In the hurry to and from the station, running to catch the train before it leaves you standing on the platform waving sadly to its retreating form, it is easy to overlook the corner garden. It is unassuming under glare of the loud neon signs above shouting this week’s sales and last week’s news. It does not tug at your sleeve like the sales clerks hawking the latest gadget you don’t need and trying to shove another flyer that will line the bottom of your recycling can by week’s end when you clean out your work bag. But it is there and sometimes you spare it a glance and it causes you to smile without realizing it or remembering it later.
One day you passed the garden after work and saw a woman standing in the garden, tying a slip of paper to the lowest branch of the maple tree. No one paid her a second glance, even though you’d never seen anyone in the garden before in all your years of running to catch the train. You paused and watched her. She turned around and hopped back, startled at your attention.
“I’m sorry,” you said with a nod, hoping you didn’t look frightening. You were, after all, a foot taller than her and she looked like she had been crying.
“I didn’t expect anyone to see me.”
You looked behind you at the crowd streaming in and out of the station, like two schools of fish passing in the deep sea without acknowledgement. Perhaps she was right.
“What were you doing?” The question was out of your mouth before you knew you were forming the words.
She stepped over the knee-high fence separating the garden from the street. “Sending secrets.” She put her finger to her lips and mimed the shushing action of no librarian you’d ever met. “Gardens are the best places for writing wishes, don’t you think?” She didn’t wait for an answer and was already lost in the crowd before you could reply.

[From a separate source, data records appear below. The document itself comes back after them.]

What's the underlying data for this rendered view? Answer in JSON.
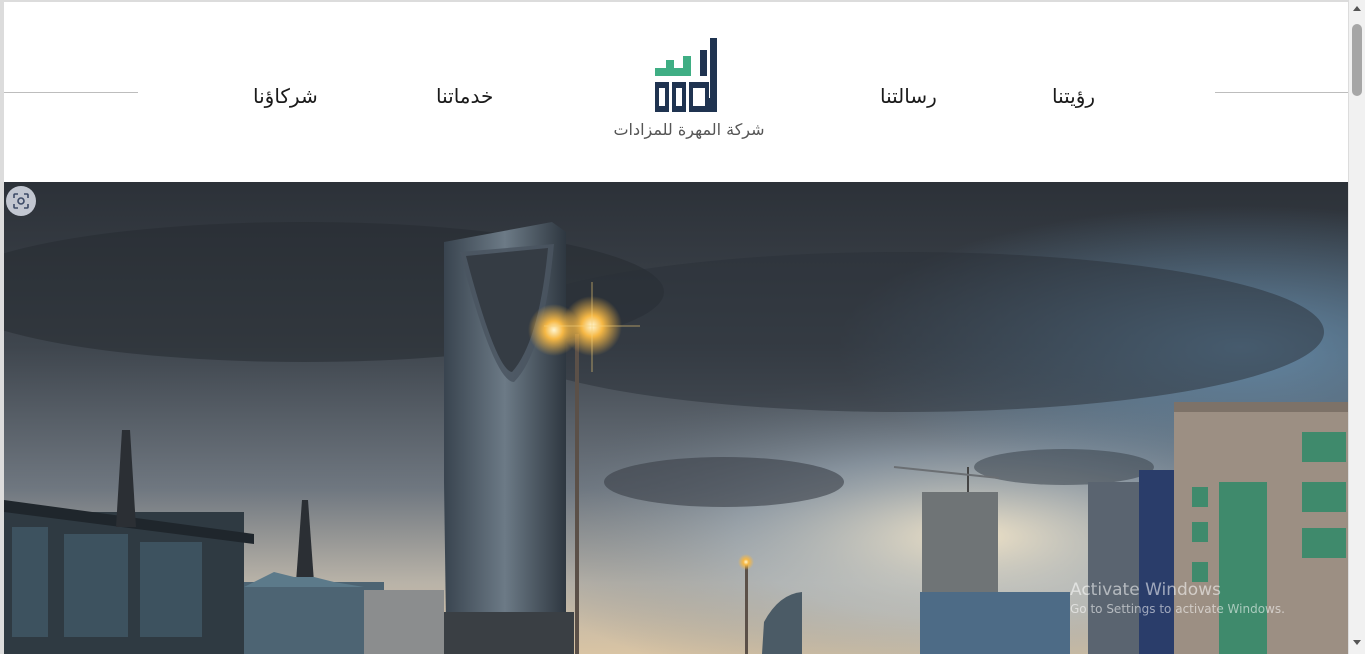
{
  "nav": {
    "items": [
      {
        "label": "رؤيتنا"
      },
      {
        "label": "رسالتنا"
      },
      {
        "label": "خدماتنا"
      },
      {
        "label": "شركاؤنا"
      }
    ]
  },
  "logo": {
    "company_name": "شركة المهرة للمزادات",
    "colors": {
      "dark": "#1f3350",
      "accent": "#3fae84"
    }
  },
  "hero": {
    "description_icon": "google-lens-icon"
  },
  "os_watermark": {
    "title": "Activate Windows",
    "subtitle": "Go to Settings to activate Windows."
  },
  "colors": {
    "header_bg": "#ffffff",
    "rule": "#bdbdbd",
    "nav_text": "#1a1a1a"
  }
}
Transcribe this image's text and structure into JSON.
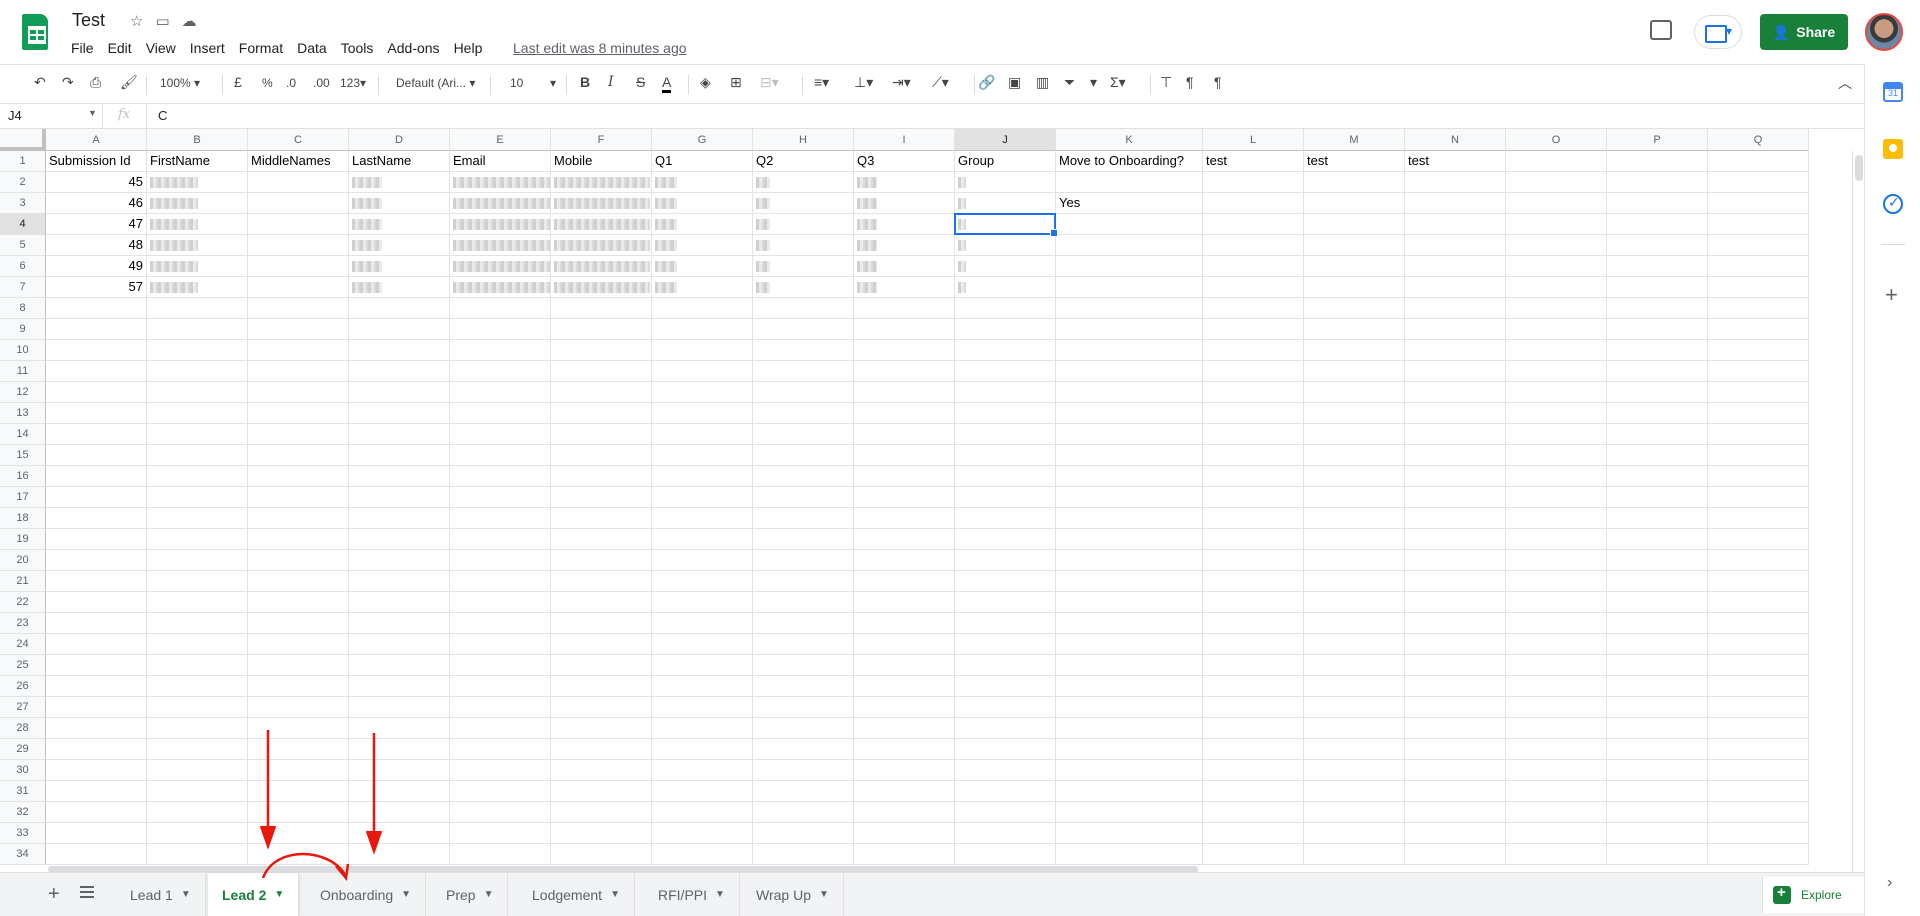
{
  "titlebar": {
    "doc_title": "Test",
    "menu": [
      "File",
      "Edit",
      "View",
      "Insert",
      "Format",
      "Data",
      "Tools",
      "Add-ons",
      "Help"
    ],
    "last_edit": "Last edit was 8 minutes ago",
    "share_label": "Share"
  },
  "toolbar": {
    "zoom": "100%",
    "currency": "£",
    "percent": "%",
    "decimal_less": ".0",
    "decimal_more": ".00",
    "format_more": "123",
    "font": "Default (Ari...",
    "font_size": "10",
    "bold": "B",
    "italic": "I",
    "strike": "S",
    "text_color": "A"
  },
  "formula_bar": {
    "name_box": "J4",
    "fx": "fx",
    "value": "C"
  },
  "columns": [
    "A",
    "B",
    "C",
    "D",
    "E",
    "F",
    "G",
    "H",
    "I",
    "J",
    "K",
    "L",
    "M",
    "N",
    "O",
    "P",
    "Q"
  ],
  "rows": [
    "1",
    "2",
    "3",
    "4",
    "5",
    "6",
    "7",
    "8",
    "9",
    "10",
    "11",
    "12",
    "13",
    "14",
    "15",
    "16",
    "17",
    "18",
    "19",
    "20",
    "21",
    "22",
    "23",
    "24",
    "25",
    "26",
    "27",
    "28",
    "29",
    "30",
    "31",
    "32",
    "33",
    "34"
  ],
  "header_row": [
    "Submission Id",
    "FirstName",
    "MiddleNames",
    "LastName",
    "Email",
    "Mobile",
    "Q1",
    "Q2",
    "Q3",
    "Group",
    "Move to Onboarding?",
    "test",
    "test",
    "test"
  ],
  "submission_ids": [
    "45",
    "46",
    "47",
    "48",
    "49",
    "57"
  ],
  "k3_value": "Yes",
  "sheet_tabs": [
    {
      "label": "Lead 1",
      "active": false
    },
    {
      "label": "Lead 2",
      "active": true
    },
    {
      "label": "Onboarding",
      "active": false
    },
    {
      "label": "Prep",
      "active": false
    },
    {
      "label": "Lodgement",
      "active": false
    },
    {
      "label": "RFI/PPI",
      "active": false
    },
    {
      "label": "Wrap Up",
      "active": false
    }
  ],
  "explore_label": "Explore",
  "colors": {
    "brand_green": "#188038",
    "selection_blue": "#1a73e8",
    "annotation_red": "#e8180c"
  }
}
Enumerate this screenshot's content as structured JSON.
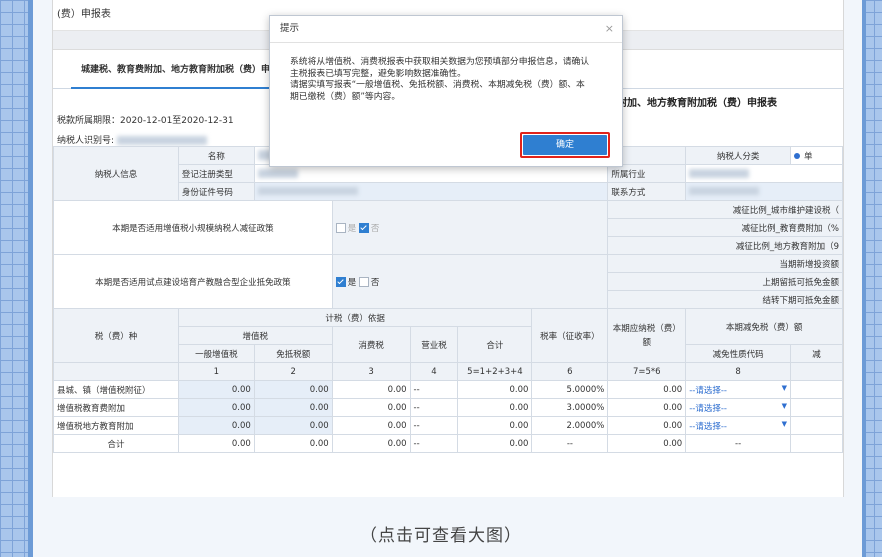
{
  "page": {
    "title_fragment": "(费）申报表",
    "tab_label": "城建税、教育费附加、地方教育附加税（费）申",
    "right_title": "附加、地方教育附加税（费）申报表",
    "period": "税款所属期限：2020-12-01至2020-12-31",
    "taxpayer_id_label": "纳税人识别号:"
  },
  "modal": {
    "title": "提示",
    "close_glyph": "×",
    "message": "系统将从增值税、消费税报表中获取相关数据为您预填部分申报信息，请确认主税报表已填写完整，避免影响数据准确性。\n请据实填写报表“一般增值税、免抵税额、消费税、本期减免税（费）额、本期已缴税（费）额”等内容。",
    "confirm_label": "确定"
  },
  "info": {
    "taxpayer_info_label": "纳税人信息",
    "name_label": "名称",
    "reg_type_label": "登记注册类型",
    "id_type_label": "身份证件号码",
    "industry_label": "所属行业",
    "contact_label": "联系方式",
    "category_label": "纳税人分类",
    "category_option": "单"
  },
  "policy": {
    "small_scale_question": "本期是否适用增值税小规模纳税人减征政策",
    "yes": "是",
    "no": "否",
    "reduce_city": "减征比例_城市维护建设税（",
    "reduce_edu": "减征比例_教育费附加（%",
    "reduce_local": "减征比例_地方教育附加（9",
    "pilot_question": "本期是否适用试点建设培育产教融合型企业抵免政策",
    "new_invest": "当期新增投资额",
    "prev_credit": "上期留抵可抵免金额",
    "carry_credit": "结转下期可抵免金额"
  },
  "table": {
    "tax_type_header": "税（费）种",
    "basis_header": "计税（费）依据",
    "vat_header": "增值税",
    "general_vat": "一般增值税",
    "exempt_credit": "免抵税额",
    "consumption_tax": "消费税",
    "business_tax": "营业税",
    "total_header": "合计",
    "rate_header": "税率（征收率）",
    "payable_header": "本期应纳税（费）额",
    "relief_header": "本期减免税（费）额",
    "relief_code": "减免性质代码",
    "relief_amount_trunc": "减",
    "col_numbers": [
      "1",
      "2",
      "3",
      "4",
      "5=1+2+3+4",
      "6",
      "7=5*6",
      "8"
    ],
    "rows": [
      {
        "name": "县城、镇（增值税附征）",
        "c1": "0.00",
        "c2": "0.00",
        "c3": "0.00",
        "c4": "--",
        "c5": "0.00",
        "c6": "5.0000%",
        "c7": "0.00",
        "c8": "--请选择--"
      },
      {
        "name": "增值税教育费附加",
        "c1": "0.00",
        "c2": "0.00",
        "c3": "0.00",
        "c4": "--",
        "c5": "0.00",
        "c6": "3.0000%",
        "c7": "0.00",
        "c8": "--请选择--"
      },
      {
        "name": "增值税地方教育附加",
        "c1": "0.00",
        "c2": "0.00",
        "c3": "0.00",
        "c4": "--",
        "c5": "0.00",
        "c6": "2.0000%",
        "c7": "0.00",
        "c8": "--请选择--"
      }
    ],
    "total_row": {
      "name": "合计",
      "c1": "0.00",
      "c2": "0.00",
      "c3": "0.00",
      "c4": "--",
      "c5": "0.00",
      "c6": "--",
      "c7": "0.00",
      "c8": "--"
    }
  },
  "caption": "（点击可查看大图）"
}
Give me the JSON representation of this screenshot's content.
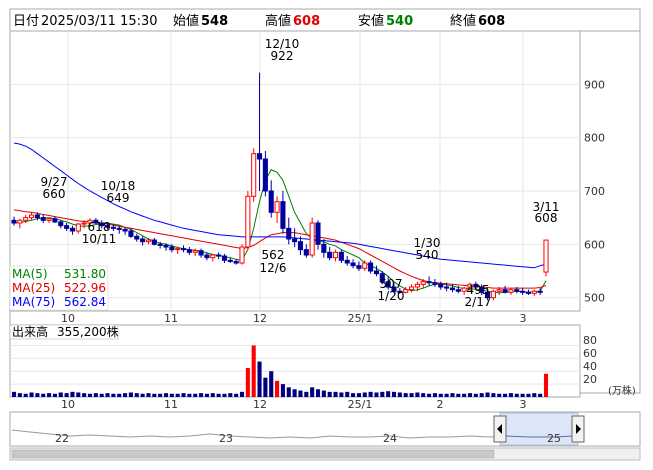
{
  "header": {
    "date_label": "日付",
    "datetime": "2025/03/11 15:30",
    "open_label": "始値",
    "open": "548",
    "high_label": "高値",
    "high": "608",
    "low_label": "安値",
    "low": "540",
    "close_label": "終値",
    "close": "608"
  },
  "colors": {
    "up": "#ff0000",
    "down": "#0000a0",
    "ma5": "#008000",
    "ma25": "#e00000",
    "ma75": "#0000ff",
    "volume": "#000080",
    "volume_up": "#ff0000",
    "overview_fill": "#dde6f7"
  },
  "legend": {
    "ma5_label": "MA(5)",
    "ma5_value": "531.80",
    "ma25_label": "MA(25)",
    "ma25_value": "522.96",
    "ma75_label": "MA(75)",
    "ma75_value": "562.84"
  },
  "volume_panel": {
    "title": "出来高",
    "value": "355,200株",
    "unit": "(万株)",
    "ticks": [
      "80",
      "60",
      "40",
      "20"
    ],
    "tick_values": [
      80,
      60,
      40,
      20
    ],
    "ylim": [
      0,
      90
    ]
  },
  "x_labels": [
    "10",
    "11",
    "12",
    "25/1",
    "2",
    "3"
  ],
  "overview": {
    "labels": [
      "22",
      "23",
      "24",
      "25"
    ],
    "left_handle_icon": "chevron-left-icon",
    "right_handle_icon": "chevron-right-icon"
  },
  "annotations": [
    {
      "key": "a1",
      "line1": "9/27",
      "line2": "660"
    },
    {
      "key": "a2",
      "line1": "10/18",
      "line2": "649"
    },
    {
      "key": "a3",
      "line1": "618",
      "line2": "10/11"
    },
    {
      "key": "a4",
      "line1": "12/10",
      "line2": "922"
    },
    {
      "key": "a5",
      "line1": "562",
      "line2": "12/6"
    },
    {
      "key": "a6",
      "line1": "1/30",
      "line2": "540"
    },
    {
      "key": "a7",
      "line1": "507",
      "line2": "1/20"
    },
    {
      "key": "a8",
      "line1": "495",
      "line2": "2/17"
    },
    {
      "key": "a9",
      "line1": "3/11",
      "line2": "608"
    }
  ],
  "chart_data": {
    "type": "candlestick",
    "title": "",
    "xlabel": "",
    "ylabel": "",
    "ylim": [
      475,
      1000
    ],
    "y_ticks": [
      500,
      600,
      700,
      800,
      900
    ],
    "grid": true,
    "legend_position": "bottom-left",
    "x_tick_labels": [
      "10",
      "11",
      "12",
      "25/1",
      "2",
      "3"
    ],
    "candles": [
      [
        645,
        652,
        635,
        640
      ],
      [
        640,
        648,
        630,
        645
      ],
      [
        645,
        655,
        640,
        650
      ],
      [
        650,
        660,
        645,
        655
      ],
      [
        655,
        660,
        645,
        650
      ],
      [
        650,
        655,
        640,
        645
      ],
      [
        645,
        650,
        640,
        648
      ],
      [
        648,
        652,
        640,
        642
      ],
      [
        642,
        646,
        630,
        635
      ],
      [
        635,
        640,
        625,
        630
      ],
      [
        630,
        635,
        618,
        625
      ],
      [
        625,
        640,
        620,
        638
      ],
      [
        638,
        645,
        630,
        640
      ],
      [
        640,
        649,
        635,
        645
      ],
      [
        645,
        649,
        638,
        640
      ],
      [
        640,
        645,
        630,
        635
      ],
      [
        635,
        640,
        628,
        632
      ],
      [
        632,
        638,
        625,
        630
      ],
      [
        630,
        635,
        620,
        628
      ],
      [
        628,
        632,
        618,
        625
      ],
      [
        625,
        630,
        612,
        615
      ],
      [
        615,
        620,
        605,
        610
      ],
      [
        610,
        615,
        598,
        605
      ],
      [
        605,
        612,
        600,
        608
      ],
      [
        608,
        612,
        598,
        600
      ],
      [
        600,
        605,
        592,
        598
      ],
      [
        598,
        602,
        588,
        595
      ],
      [
        595,
        600,
        585,
        590
      ],
      [
        590,
        596,
        582,
        592
      ],
      [
        592,
        598,
        585,
        590
      ],
      [
        590,
        595,
        580,
        585
      ],
      [
        585,
        592,
        578,
        588
      ],
      [
        588,
        592,
        575,
        580
      ],
      [
        580,
        585,
        570,
        575
      ],
      [
        575,
        582,
        568,
        580
      ],
      [
        580,
        585,
        572,
        578
      ],
      [
        578,
        582,
        565,
        570
      ],
      [
        570,
        575,
        565,
        568
      ],
      [
        568,
        572,
        562,
        565
      ],
      [
        565,
        600,
        562,
        595
      ],
      [
        595,
        700,
        590,
        690
      ],
      [
        690,
        780,
        680,
        770
      ],
      [
        770,
        922,
        700,
        760
      ],
      [
        760,
        775,
        690,
        700
      ],
      [
        700,
        720,
        650,
        660
      ],
      [
        660,
        690,
        640,
        680
      ],
      [
        680,
        700,
        620,
        630
      ],
      [
        630,
        650,
        600,
        610
      ],
      [
        610,
        630,
        595,
        605
      ],
      [
        605,
        615,
        580,
        590
      ],
      [
        590,
        600,
        575,
        580
      ],
      [
        580,
        650,
        575,
        640
      ],
      [
        640,
        645,
        590,
        600
      ],
      [
        600,
        610,
        575,
        585
      ],
      [
        585,
        595,
        570,
        575
      ],
      [
        575,
        590,
        568,
        585
      ],
      [
        585,
        590,
        565,
        570
      ],
      [
        570,
        578,
        560,
        565
      ],
      [
        565,
        572,
        555,
        560
      ],
      [
        560,
        568,
        550,
        555
      ],
      [
        555,
        570,
        550,
        565
      ],
      [
        565,
        570,
        545,
        550
      ],
      [
        550,
        560,
        540,
        545
      ],
      [
        545,
        550,
        525,
        530
      ],
      [
        530,
        540,
        515,
        520
      ],
      [
        520,
        528,
        508,
        512
      ],
      [
        512,
        518,
        507,
        510
      ],
      [
        510,
        520,
        508,
        515
      ],
      [
        515,
        525,
        510,
        520
      ],
      [
        520,
        530,
        512,
        525
      ],
      [
        525,
        535,
        518,
        530
      ],
      [
        530,
        540,
        522,
        528
      ],
      [
        528,
        535,
        520,
        525
      ],
      [
        525,
        530,
        515,
        520
      ],
      [
        520,
        528,
        512,
        518
      ],
      [
        518,
        525,
        510,
        515
      ],
      [
        515,
        522,
        508,
        512
      ],
      [
        512,
        520,
        505,
        518
      ],
      [
        518,
        528,
        512,
        525
      ],
      [
        525,
        530,
        515,
        520
      ],
      [
        520,
        525,
        505,
        510
      ],
      [
        510,
        518,
        495,
        500
      ],
      [
        500,
        515,
        495,
        512
      ],
      [
        512,
        520,
        505,
        515
      ],
      [
        515,
        522,
        508,
        510
      ],
      [
        510,
        518,
        505,
        515
      ],
      [
        515,
        520,
        508,
        512
      ],
      [
        512,
        518,
        505,
        510
      ],
      [
        510,
        515,
        505,
        508
      ],
      [
        508,
        515,
        503,
        512
      ],
      [
        512,
        518,
        505,
        510
      ],
      [
        548,
        608,
        540,
        608
      ]
    ],
    "series": [
      {
        "name": "MA(5)",
        "values": [
          640,
          641,
          643,
          645,
          648,
          650,
          650,
          648,
          645,
          642,
          638,
          635,
          634,
          635,
          637,
          639,
          640,
          638,
          636,
          632,
          628,
          622,
          616,
          610,
          606,
          602,
          600,
          597,
          594,
          592,
          590,
          589,
          587,
          584,
          581,
          579,
          577,
          575,
          572,
          570,
          590,
          630,
          680,
          720,
          740,
          735,
          720,
          690,
          660,
          640,
          620,
          610,
          605,
          605,
          600,
          597,
          590,
          585,
          580,
          575,
          565,
          560,
          555,
          548,
          540,
          530,
          522,
          516,
          513,
          515,
          518,
          522,
          525,
          526,
          524,
          522,
          519,
          517,
          516,
          516,
          515,
          512,
          510,
          509,
          510,
          512,
          512,
          511,
          510,
          511,
          512,
          532
        ]
      },
      {
        "name": "MA(25)",
        "values": [
          665,
          663,
          661,
          660,
          658,
          656,
          654,
          652,
          650,
          648,
          646,
          644,
          643,
          642,
          641,
          640,
          638,
          636,
          634,
          632,
          630,
          628,
          626,
          624,
          622,
          620,
          618,
          616,
          614,
          612,
          610,
          608,
          606,
          604,
          602,
          600,
          598,
          596,
          594,
          592,
          594,
          598,
          605,
          612,
          618,
          620,
          622,
          622,
          622,
          620,
          618,
          616,
          614,
          612,
          610,
          608,
          604,
          600,
          596,
          592,
          586,
          580,
          574,
          568,
          562,
          556,
          550,
          545,
          540,
          536,
          532,
          530,
          528,
          527,
          526,
          525,
          524,
          523,
          522,
          521,
          520,
          519,
          518,
          518,
          518,
          518,
          518,
          518,
          518,
          518,
          519,
          523
        ]
      },
      {
        "name": "MA(75)",
        "values": [
          790,
          788,
          784,
          778,
          770,
          762,
          754,
          746,
          738,
          730,
          722,
          714,
          707,
          700,
          694,
          688,
          682,
          676,
          671,
          666,
          661,
          657,
          653,
          649,
          645,
          642,
          639,
          636,
          633,
          630,
          628,
          626,
          624,
          622,
          620,
          618,
          617,
          616,
          615,
          614,
          614,
          614,
          614,
          614,
          614,
          614,
          614,
          613,
          612,
          611,
          610,
          609,
          608,
          607,
          606,
          605,
          604,
          603,
          602,
          600,
          598,
          596,
          594,
          592,
          590,
          588,
          586,
          584,
          582,
          580,
          578,
          576,
          574,
          572,
          571,
          570,
          569,
          568,
          567,
          566,
          565,
          564,
          563,
          562,
          561,
          560,
          559,
          558,
          557,
          556,
          560,
          563
        ]
      }
    ],
    "volume": [
      8,
      6,
      5,
      7,
      6,
      5,
      6,
      5,
      7,
      6,
      8,
      7,
      6,
      5,
      6,
      5,
      6,
      5,
      5,
      6,
      7,
      6,
      5,
      6,
      5,
      5,
      6,
      5,
      5,
      6,
      5,
      5,
      6,
      5,
      6,
      5,
      5,
      6,
      5,
      8,
      45,
      80,
      55,
      30,
      40,
      25,
      20,
      15,
      12,
      10,
      8,
      15,
      12,
      10,
      8,
      8,
      7,
      8,
      6,
      6,
      7,
      8,
      7,
      8,
      9,
      8,
      7,
      6,
      6,
      7,
      6,
      5,
      6,
      5,
      5,
      6,
      5,
      5,
      6,
      5,
      6,
      7,
      6,
      5,
      5,
      6,
      5,
      5,
      5,
      6,
      5,
      36
    ],
    "volume_unit": "万株"
  }
}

You thought nothing else of it until two days ago, when you went to work and found yourself out of a job and came home to find you couldn’t think of one thing in the rooms that you would care about if it was stolen, or burned, or vanished like mist in the rain. It was as if your entire life no longer felt like your own and you wrote a note to your landlord saying your apartment could be let, all furnishings included. You packed your backpack with a few changes of clothes and a book that was covered in dust that you meant to read years ago, locked your door behind you, and dropped your keys wrapped in the note in your landlord’s mailbox.
At the garden, you paused and took a slip of paper from your pocket and wrote a one line note. You climbed over the fence, holding your breath in case someone yelled at you to stop, but no one did. The note the woman had left was nothing more than a wisp of paper fibers attached to a yellowed bit of string. You realized you had nothing to tie your note to the branch before remembering the twist tie around the bag of toffees in your pocket and you tied your note to the tree.
As you stepped over the fence, you looked up and almost ran into a school-aged child watching you with wide eyes.
“What are you doing?”
“Sending secrets.” You put your finger to your lips and the child mimicked you.
You smiled and left the garden behind as you entered the train station, not sure where you would go next, but knowing you’d not be back until long after your note was eaten by the wind and the rain. And that was good. The garden would do its job and perhaps, if you were truly fortunate, you might meet the woman again in your travels who told you about sharing secrets. Perhaps.